Some common signs to look out for include:

  1. They act suspicious around their phone or computer to hide their communication.
  2. They're dressing nicer, working out more, or generally taking better care of their appearance.
  3. Your sex life is suddenly different (i.e., more sex to cover up the cheating, less sex, or new/different sex).
  4. They're often out for extended periods of time without warning, "working late" or dealing with something else that "just came up."
  5. You often can't get a hold of them when they're out.
  6. Their friends could very well know about the cheating, and as such, they act awkward around you.
  7. There are unexplained expenses on their bank statement like dinners or other date-like activities.

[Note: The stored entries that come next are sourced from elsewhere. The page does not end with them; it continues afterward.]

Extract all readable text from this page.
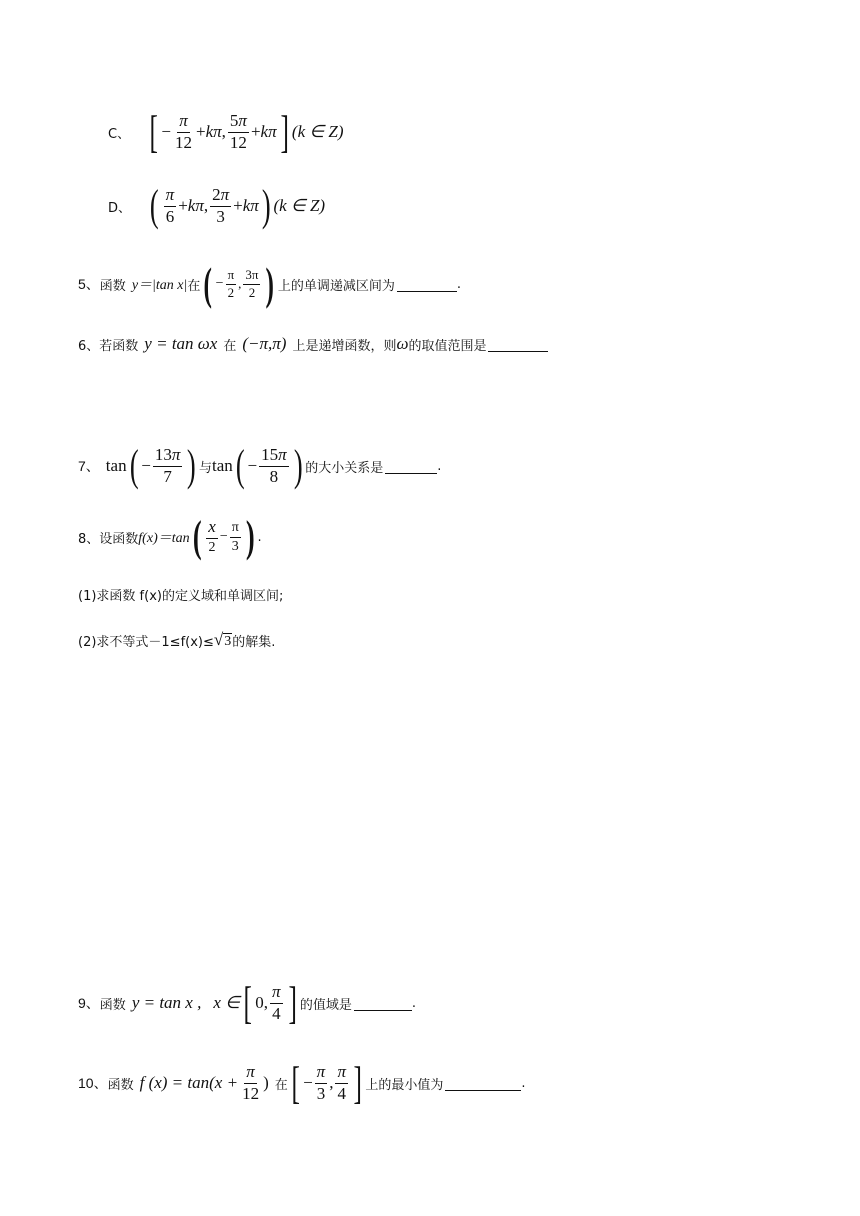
C、 [ − $\frac{\pi}{12} + k\pi$ , $\frac{5\pi}{12} + k\pi$ ] (k ∈ Z)
D、 ( $\frac{\pi}{6} + k\pi$ , $\frac{2\pi}{3} + k\pi$ ) (k ∈ Z)
5、 函数 y＝|tan x| 在 ( − $\frac{\pi}{2}$ , $\frac{3\pi}{2}$ ) 上的单调递减区间为	.
6、 若函数 y = tan ωx 在 (−π,π) 上是递增函数，则 ω 的取值范围是
7、 tan ( − $\frac{13\pi}{7}$ ) 与 tan ( − $\frac{15\pi}{8}$ ) 的大小关系是	.
8、 设函数 f(x)＝tan ( $\frac{x}{2} - \frac{\pi}{3}$ ) .
(1)求函数 f(x)的定义域和单调区间;
(2)求不等式－1≤f(x)≤ √ 3 的解集.
9、 函数 y = tan x , x ∈ [ 0, $\frac{\pi}{4}$ ] 的值域是	.
10、 函数 f $(x) = \tan(x + \frac{\pi}{12}$ ) 在 [ − $\frac{\pi}{3}$ , $\frac{\pi}{4}$ ] 上的最小值为	.
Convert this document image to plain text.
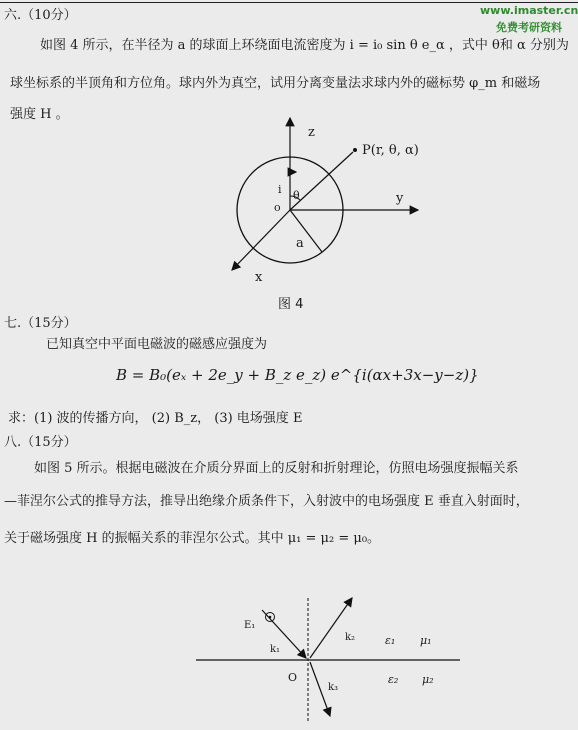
www.imaster.cn
免费考研资料
六.（10分）
如图 4 所示，在半径为 a 的球面上环绕面电流密度为 i = i₀ sin θ e_α ，式中 θ和 α 分别为
球坐标系的半顶角和方位角。球内外为真空，试用分离变量法求球内外的磁标势 φ_m 和磁场
强度 H 。
z
P(r, θ, α)
y
x
i θ
o
a
图 4
七.（15分）
已知真空中平面电磁波的磁感应强度为
B = B₀(eₓ + 2e_y + B_z e_z) e^{i(αx+3x−y−z)}
求：(1) 波的传播方向， (2) B_z， (3) 电场强度 E
八.（15分）
如图 5 所示。根据电磁波在介质分界面上的反射和折射理论，仿照电场强度振幅关系
—菲涅尔公式的推导方法，推导出绝缘介质条件下，入射波中的电场强度 E 垂直入射面时，
关于磁场强度 H 的振幅关系的菲涅尔公式。其中 μ₁ = μ₂ = μ₀。
E₁
k₁
k₂
k₃
O
ε₁ μ₁
ε₂ μ₂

What to do about infidelity in a relationship.

To be cheated on can sever the trust of an otherwise healthy relationship—and to be the cheater can leave one feeling guilty, confused, and unsure of how to move forward. Perhaps you just discovered your partner is cheating, or maybe you're the one who did the cheating. Either way, it's important to address it if you want to move forward, whether that means staying together or breaking up.

Let your partner know you need to talk to them about something important, and take some time to think about how you want to approach the conversation. Couples' therapy may be a good option to encourage a healthy and productive discussion. "Therapy can help to move forward after an affair," Nelson says. "Find a therapist who has experience treating erotic recovery—someone who is judgment-free and will support you in your journey toward a new monogamy."

"If both people are open to learning about their own contribution to the problems in the marriage, if they're willing to learn how to take responsibility for themselves," Paul adds, "they can actually create a much better relationship than they had before. I see over and over again that the relationship can get much, much better when both people open up and deal with what created the dysfunction. But if one partner isn't open to dealing with it, then there's no point. It's not going to get better."

The bottom line.

Cheating is, in all honesty, not that uncommon. If it happens in your relationship, that doesn't mean it has to be the end of the road for the two of you. Nelson and Paul both say recovering from cheating is possible—and can be well worth it in creating a stronger relationship than you had before. If you're both on board, with time, you can start rebuilding trust so you're stronger than ever.